Eur J Pediatr Surg 2017; 27(04): 319-323
DOI: 10.1055/s-0036-1593380
Original Article
Georg Thieme Verlag KG Stuttgart · New York

Surgical Treatment of Childhood Inflammatory Myofibroblastic Tumors

Tutku Soyer
1  Department of Pediatric Surgery, Hacettepe University Faculty of Medicine, Ankara, Turkey
,
Beril Talim
2  Department of Pediatrics, Pathology Unit, Hacettepe University Faculty of Medicine, Ankara, Turkey
,
İbrahim Karnak
1  Department of Pediatric Surgery, Hacettepe University Faculty of Medicine, Ankara, Turkey
,
Saniye Ekinci
1  Department of Pediatric Surgery, Hacettepe University Faculty of Medicine, Ankara, Turkey
,
Fatih Andiran
1  Department of Pediatric Surgery, Hacettepe University Faculty of Medicine, Ankara, Turkey
,
Arbay Özden Çiftçi
1  Department of Pediatric Surgery, Hacettepe University Faculty of Medicine, Ankara, Turkey
,
Diclehan Orhan
2  Department of Pediatrics, Pathology Unit, Hacettepe University Faculty of Medicine, Ankara, Turkey
,
Canan Akyüz
3  Division of Pediatric Oncology, Hacettepe University Faculty of Medicine, Ankara, Turkey
,
Feridun Cahit Tanyel
1  Department of Pediatric Surgery, Hacettepe University Faculty of Medicine, Ankara, Turkey
› Author Affiliations
Further Information

Publication History

19 April 2016

15 August 2016

Publication Date:
03 October 2016 (online)

Abstract

Aim A retrospective study was performed to evaluate the clinical features, diagnostic methods, and treatment alternatives of childhood inflammatory myofibroblastic tumors (IMTs).

Patients and Methods Patients who underwent surgical treatment for IMT between 2000 and 2015 were evaluated for age, sex, presenting symptoms, physical examination findings, diagnostic methods, treatment modalities, histopathologic findings, and results of surgical treatment during long-term follow-up.

Results Eleven patients who underwent surgical treatment were included in the study. Male:female ratio was 7:4 and the mean age of the patients was 6.09 years (1–10 years). Presenting symptoms were respiratory difficulty, cough (n = 7, 63.3%), abdominal pain, vomiting (n = 2, 18.8%), loss of body weight (n = 1, 9.09%), palpable mass (n = 1, 9.09%), and rectal bleeding (n = 1, 9.09%). Ultrasonography (n = 4, 36.3%) and computed tomography (n = 9, 81.1%) were used for diagnosis. Localizations of tumors were lungs (n = 5, 45.4%), mediastinum (n = 2, 18.1%), spleen (n = 1, 9.09%), neck (n = 1, 9.09%), colon (n = 1, 9.09%), and rectum (n = 1, 9.09%). The mean size of mass was 6.6 cm (2–12 cm) and six patients were diagnosed with preoperative biopsy. Lung lobectomy (right lower lobe; n = 3, right middle and lower lobe; n = 2), total resection of mass with adjacent bowel (n = 2), partial splenectomy (n = 1), total resection of neck mass (n = 1), and incomplete resection (n = 2) were the choice of surgical treatment. Incomplete resection was performed in masses closely adjacent to atrium and mediastinal structures. In histopathologic evaluation, surgical margins were free of tumor in four cases, positive in six cases, and were not reported in one case. Anaplastic lymphoma kinase (ALK) positivity was detected in six cases, negative in two cases, and was not evaluated in three cases. Two cases who had residual mass with positive ALK received chemotherapy. Mean follow-up time was 68.2 months (5 months to 12 years). During follow-up, there was no recurrence or distant metastasis. Ten patients survived and one patient was lost to follow-up.

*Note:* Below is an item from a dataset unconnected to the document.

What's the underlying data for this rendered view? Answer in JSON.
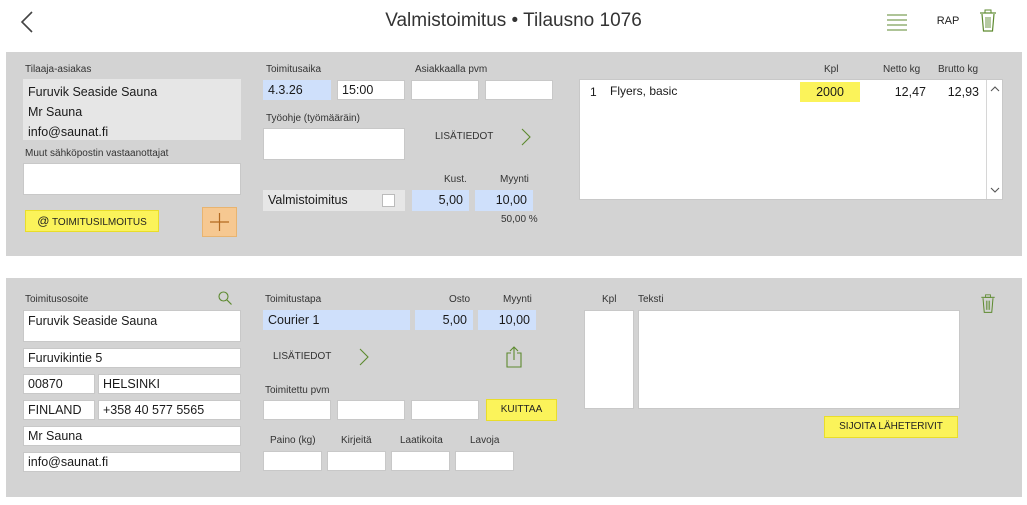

Conclusion IMT is a rare tumor of childhood with a spectrum of clinical findings because of variable localization. Surgical treatment is the first choice of treatment. Patients with residual mass and ALK positivity may require medical treatment. In our series, long-term survival of patients was favorable in patients with total resection.